The first is removing dead and down wood in the creek.
“The debris creates hazards during flooding and changes the flow of the floodwaters,” said Matt Bollinger, health and emergency services division director with Gila County. “The debris often creates sediment deposits outside the historical channel of Tonto Creek, diverting floodwaters into residential areas.”
For roughly 16 days, 40 wildland fire prisoners will cut and clear debris in the Six Shooter area. Residents can pick cleared wood up near the crossings.
The cost of the crews runs between $1,300 and $3,050 a day, with the entire project costing between $21,000 and $49,000, Bollinger said.
The Forest Service approved the project under the condition that all work stop by April 1 for species mating. Work can resume Dec. 1 when the season is over.
Jardine’s staff will work ahead of Department of Corrections crews, flagging sensitive areas.
“My staff will coordinate closely with the crew leaders so those sensitive area boundaries and disposal sites are known and understood by all,” Jardine said.
The second project is reducing the height of existing sandbars near two water crossings.
Using front-end loaders and 10-wheel dump trucks, crews will remove sand to an elevation not lower than the nearest road crossing. Work will take place 100 yards below the Bar-X crossing and 100 yards above and below the Punkin Center crossing, Pastor said.

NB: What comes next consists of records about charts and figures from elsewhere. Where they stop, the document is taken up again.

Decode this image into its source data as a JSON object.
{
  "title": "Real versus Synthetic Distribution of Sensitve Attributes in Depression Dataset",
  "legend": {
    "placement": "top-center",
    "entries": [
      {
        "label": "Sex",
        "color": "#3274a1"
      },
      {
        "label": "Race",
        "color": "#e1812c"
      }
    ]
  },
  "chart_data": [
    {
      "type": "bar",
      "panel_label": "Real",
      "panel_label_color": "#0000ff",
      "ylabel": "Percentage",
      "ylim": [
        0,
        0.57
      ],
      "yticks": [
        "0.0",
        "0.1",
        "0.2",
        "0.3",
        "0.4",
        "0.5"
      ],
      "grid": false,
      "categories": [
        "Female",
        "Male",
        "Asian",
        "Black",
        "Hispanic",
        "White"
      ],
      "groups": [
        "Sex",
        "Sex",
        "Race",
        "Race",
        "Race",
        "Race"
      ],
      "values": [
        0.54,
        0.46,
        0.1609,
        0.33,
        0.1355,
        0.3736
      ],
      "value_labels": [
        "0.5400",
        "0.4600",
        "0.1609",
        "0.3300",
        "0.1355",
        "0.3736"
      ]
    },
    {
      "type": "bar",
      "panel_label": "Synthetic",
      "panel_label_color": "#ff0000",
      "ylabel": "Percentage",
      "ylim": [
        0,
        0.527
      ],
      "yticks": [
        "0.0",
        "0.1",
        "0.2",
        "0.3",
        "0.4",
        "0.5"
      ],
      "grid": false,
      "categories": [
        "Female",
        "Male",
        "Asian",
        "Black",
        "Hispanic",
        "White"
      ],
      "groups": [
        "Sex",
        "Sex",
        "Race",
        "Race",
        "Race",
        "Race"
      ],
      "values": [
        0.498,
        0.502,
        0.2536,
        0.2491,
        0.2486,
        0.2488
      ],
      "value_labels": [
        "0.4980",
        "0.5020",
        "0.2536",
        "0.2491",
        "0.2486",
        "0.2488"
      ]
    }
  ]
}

The project is expected to cost $39,300 with crews removing 58,000 pounds of sand. The county will house removed sand at the Bluebird Pit. That material will eventually go toward creating shoulders on Cline Boulevard.
The third project, starting later this month, is shoring up an existing levee. Crews will add “shock rock” — a jagged rock that interlocks — to the dike’s face and top, Pastor said.
Steve Stratton, Gila County public works division director, told Pastor this project should take two weeks to complete and cost no more than $40,000.
During construction, all crossing will remain open.
Roughly 2,000 people live on the east side of Tonto Creek. A recent correction ran in the Roundup incorrectly stating only 300 people lived on the east side. However, according to county records, there are 824 addresses on file. The county multiplies the numbers of addresses by 2.5 for a population estimate of 2,060.
In other news, Pastor announced Bollinger would be leaving his job with the county at the end of May.
Bollinger is heading to Greenlee County to work in the health department.
Bollinger said he was sad to leave, especially after fostering so many close friendships with residents.
Whenever Tonto Creek flooded, Bollinger coordinated efforts to deliver residents mail, food, medications and anything else they needed. This often involved long days delivering supplies from the west side of the creek to east side residents.
Bollinger and his staff used an Army vehicle to drive through the swollen creek when no one else could cross.
The county has not yet hired anyone to replace Bollinger.